Agora vejamos o problema do uso do termo e sua falta de abrangência e, pior, na sua incapacidade de dar conta de uma área tão complexa, tão imbricada de relações como é a dança, como o é também o teatro. O próprio teatro poderia se alforriar desse termo, mas parece não querer tanto, pois a dança tem lhe dado muitos bônus. Mas e a dança, como fica seu bônus ou seria mais ônus?

Em 2004, um texto da pesquisadora Christine Greiner (“Novos Rumos para as Artes Cênicas”), escrito para a edição do Rumos Dança 2003/2004, apresenta questões pertinentes das implicações políticas do termo artes cênicas em relação à diversidade da produção contemporânea, em especifico, sobre a dança e a performance, tidas como sub-áreas do teatro. 

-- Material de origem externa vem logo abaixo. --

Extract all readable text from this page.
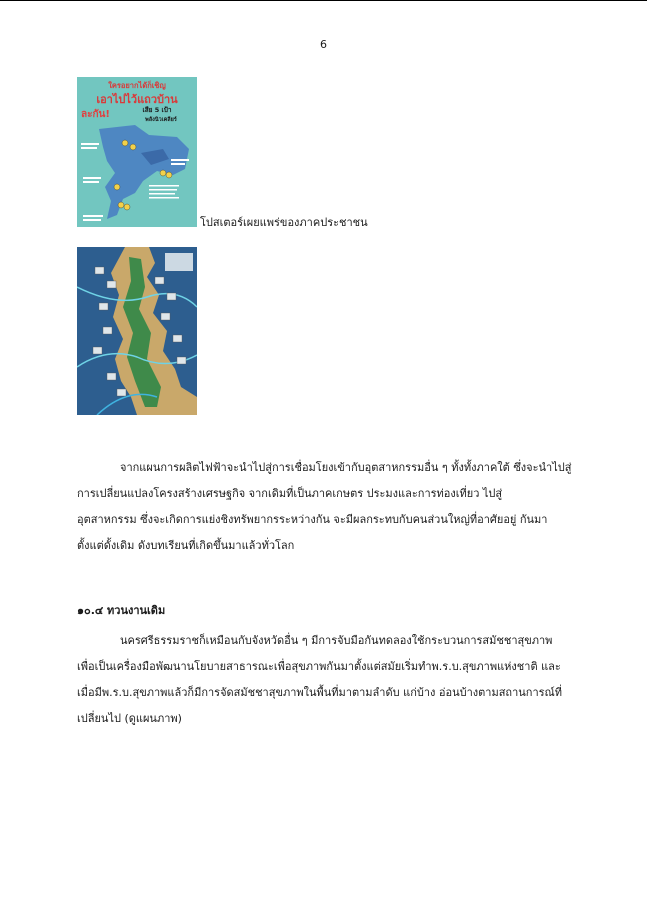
6
ใครอยากได้ก็เชิญ
เอาไปไว้แถวบ้าน
ละกัน!	เสีย 5 เป้า
พลังนิวเคลียร์
โปสเตอร์เผยแพร่ของภาคประชาชน

จากแผนการผลิตไฟฟ้าจะนำไปสู่การเชื่อมโยงเข้ากับอุตสาหกรรมอื่น ๆ ทั้งทั้งภาคใต้ ซึ่งจะนำไปสู่
การเปลี่ยนแปลงโครงสร้างเศรษฐกิจ จากเดิมที่เป็นภาคเกษตร ประมงและการท่องเที่ยว ไปสู่
อุตสาหกรรม ซึ่งจะเกิดการแย่งชิงทรัพยากรระหว่างกัน จะมีผลกระทบกับคนส่วนใหญ่ที่อาศัยอยู่ กันมา
ตั้งแต่ดั้งเดิม ดังบทเรียนที่เกิดขึ้นมาแล้วทั่วโลก

๑๐.๔ ทวนงานเดิม

นครศรีธรรมราชก็เหมือนกับจังหวัดอื่น ๆ มีการจับมือกันทดลองใช้กระบวนการสมัชชาสุขภาพ
เพื่อเป็นเครื่องมือพัฒนานโยบายสาธารณะเพื่อสุขภาพกันมาตั้งแต่สมัยเริ่มทำพ.ร.บ.สุขภาพแห่งชาติ และ
เมื่อมีพ.ร.บ.สุขภาพแล้วก็มีการจัดสมัชชาสุขภาพในพื้นที่มาตามลำดับ แก่บ้าง อ่อนบ้างตามสถานการณ์ที่
เปลี่ยนไป (ดูแผนภาพ)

A pesquisadora paulista também discorre sobre a criação do curso de Artes do Corpo, na PUC-SP, da qual fez parte da criação, junto com a critica e professora de dança Helena Katz. Nessa empreitada, ambas tem fortalecido a área da dança via orientações de pesquisas de mestrado e doutorado, segundo um exercício de acolhimento; e, assim, contribuído bastante para o fortalecimento de ambas as áreas, principalmente a dança.

Partindo desse breve exposição, lancemos um olhar desconfiado para o que foi a programação do mês das artes cênicas em duas programações em Fortaleza e um edital de seleção para espetáculos.

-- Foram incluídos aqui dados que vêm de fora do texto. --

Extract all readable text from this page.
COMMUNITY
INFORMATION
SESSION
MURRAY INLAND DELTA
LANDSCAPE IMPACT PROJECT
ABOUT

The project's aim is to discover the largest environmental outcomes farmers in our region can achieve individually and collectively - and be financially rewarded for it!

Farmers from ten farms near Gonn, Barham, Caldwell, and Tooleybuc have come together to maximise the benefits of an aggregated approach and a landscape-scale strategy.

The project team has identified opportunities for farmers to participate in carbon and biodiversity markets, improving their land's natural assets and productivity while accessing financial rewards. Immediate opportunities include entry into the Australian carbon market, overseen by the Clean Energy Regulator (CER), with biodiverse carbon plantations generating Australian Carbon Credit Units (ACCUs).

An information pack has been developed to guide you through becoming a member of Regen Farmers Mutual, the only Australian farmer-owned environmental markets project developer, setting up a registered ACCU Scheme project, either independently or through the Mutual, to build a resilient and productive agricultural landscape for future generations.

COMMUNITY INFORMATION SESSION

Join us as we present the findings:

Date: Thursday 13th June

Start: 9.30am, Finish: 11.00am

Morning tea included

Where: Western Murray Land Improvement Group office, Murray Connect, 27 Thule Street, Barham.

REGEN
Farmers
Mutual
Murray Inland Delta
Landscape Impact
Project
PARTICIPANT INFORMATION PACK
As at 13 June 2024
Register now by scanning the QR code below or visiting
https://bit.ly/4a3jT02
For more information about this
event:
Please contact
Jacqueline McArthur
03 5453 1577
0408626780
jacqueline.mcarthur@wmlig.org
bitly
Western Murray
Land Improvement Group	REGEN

A programação do Centro Cultural do BNB organizou o “momento dança”, distribuído ao longo da programação. Digamos que uma tentativa de incluir a dança nas ditas artes cênicas. Isso, ação de inclusão vinda do reconhecimento de uma produção de dança cênica local e que, certamente, abre algum espaço para espetáculos de dança. 

Inclusão que, no entanto, careceu de contextualização do porque de a dança estar ali, sabendo que a organização do evento mal soube apresentar, por exemplo, o espetáculo Os Tempos, da Cia. Andanças, quando sequer falou que tal trabalho tratava-se de um espetáculo de dança e os por quês deles fazer parte da programação, tanto na apresentação na sede do centro cultural, como também na apresentação realizada na sede da Edisca. Ou seja, a dança está e não está ao mesmo tempo, quero dizer, está como algo postiço, do tipo, se não estivesse, questiono: faria alguma diferença? Talvez sim, mas penso que não.

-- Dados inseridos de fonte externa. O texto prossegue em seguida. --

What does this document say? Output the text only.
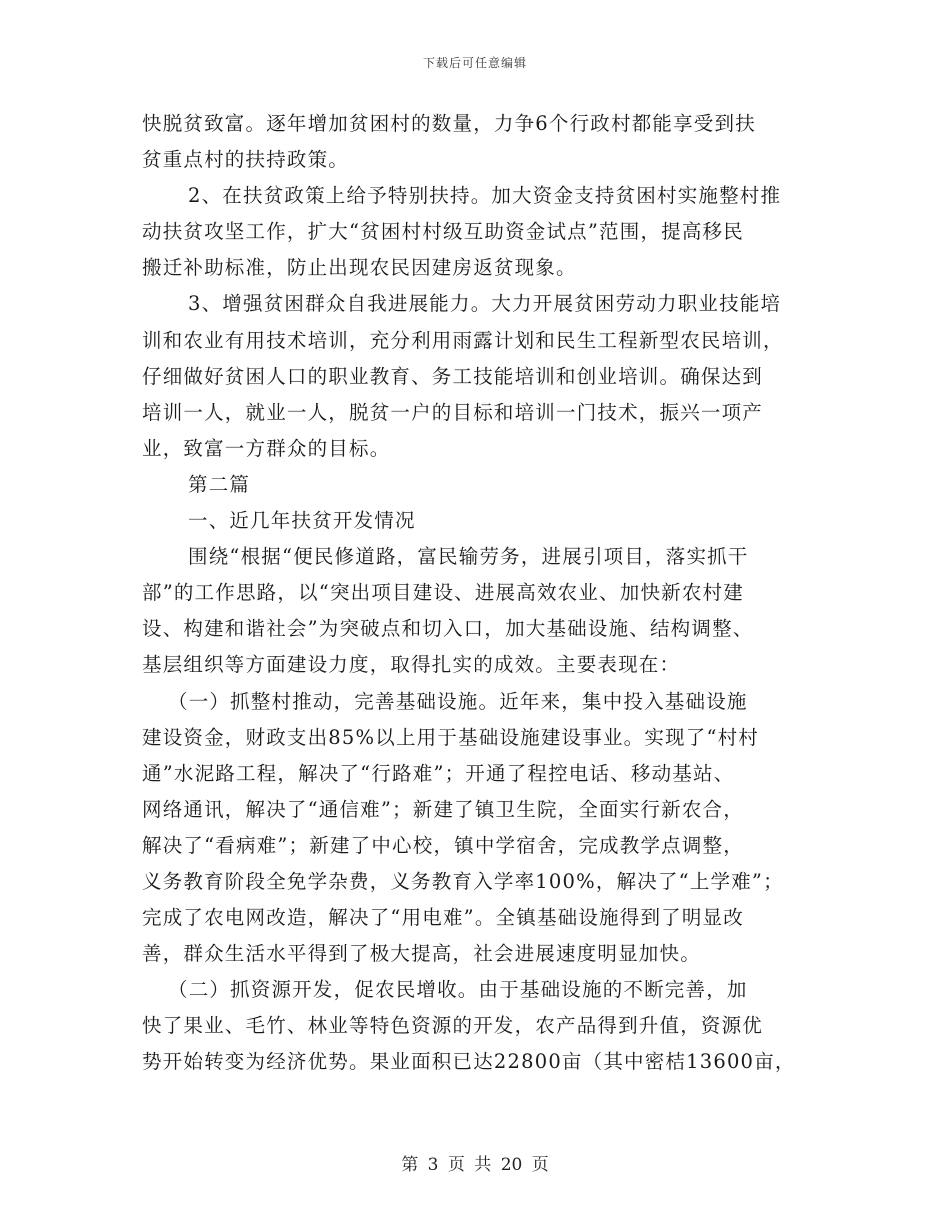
下载后可任意编辑
快脱贫致富。逐年增加贫困村的数量，力争6个行政村都能享受到扶
贫重点村的扶持政策。
2、在扶贫政策上给予特别扶持。加大资金支持贫困村实施整村推
动扶贫攻坚工作，扩大“贫困村村级互助资金试点”范围，提高移民
搬迁补助标准，防止出现农民因建房返贫现象。
3、增强贫困群众自我进展能力。大力开展贫困劳动力职业技能培
训和农业有用技术培训，充分利用雨露计划和民生工程新型农民培训，
仔细做好贫困人口的职业教育、务工技能培训和创业培训。确保达到
培训一人，就业一人，脱贫一户的目标和培训一门技术，振兴一项产
业，致富一方群众的目标。
第二篇
一、近几年扶贫开发情况
围绕“根据“便民修道路，富民输劳务，进展引项目，落实抓干
部”的工作思路，以“突出项目建设、进展高效农业、加快新农村建
设、构建和谐社会”为突破点和切入口，加大基础设施、结构调整、
基层组织等方面建设力度，取得扎实的成效。主要表现在：
（一）抓整村推动，完善基础设施。近年来，集中投入基础设施
建设资金，财政支出85%以上用于基础设施建设事业。实现了“村村
通”水泥路工程，解决了“行路难”；开通了程控电话、移动基站、
网络通讯，解决了“通信难”；新建了镇卫生院，全面实行新农合，
解决了“看病难”；新建了中心校，镇中学宿舍，完成教学点调整，
义务教育阶段全免学杂费，义务教育入学率100%，解决了“上学难”；
完成了农电网改造，解决了“用电难”。全镇基础设施得到了明显改
善，群众生活水平得到了极大提高，社会进展速度明显加快。
（二）抓资源开发，促农民增收。由于基础设施的不断完善，加
快了果业、毛竹、林业等特色资源的开发，农产品得到升值，资源优
势开始转变为经济优势。果业面积已达22800亩（其中密桔13600亩，
第 3 页 共 20 页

No Sesc, a situação é bem mais problemática, principalmente quando este tem um projeto focado na área, que é o Terça Se Dança, já há cinco anos. Em março, teve inicio o Festival Palco Giratório Brasil / Fortaleza, com mostra nacional e local. Na mostra nacional, três espetáculos de dança. Na local, apenas um dentre os dez selecionados (os outros de teatro adulto e infantil). 

Ainda, no folder da programação deste festival, foi anunciado o Overdança, estilo maratona de espetáculo, inspiração vinda da Mostra Cariri das Artes (que já mudou de nome várias vezes, e já foi chamada de Mostra de Teatro). Anunciado, mas que não aconteceu, por conta de uma confusão nas datas, só percebida no dia do evento. O mais grave é que, em abril agora, mês da dança, por conta ainda da programação do Festival Palco Giratório, não haverá programação no Terça Se Dança.

Tudo isso indica algo a ser reivindicado, não o seu dito lugar de arte cênica, mas de que suas especificidades vão além do cênico e reconhecer isso é poder estar junto do teatro (também cênico?) de um modo menos hierárquico e marginal. Historicamente, temos o que é denominado por alguns autores como “dança teatral”, que não é apenas a dança que sobe no palco, mas que se organiza segundo lógicas semelhantes ao do teatro tradicional (uso de luz, cenografia, entre outros elementos). Então o termo dança cênica faz algum sentido, mas não totalizante como denota seu uso.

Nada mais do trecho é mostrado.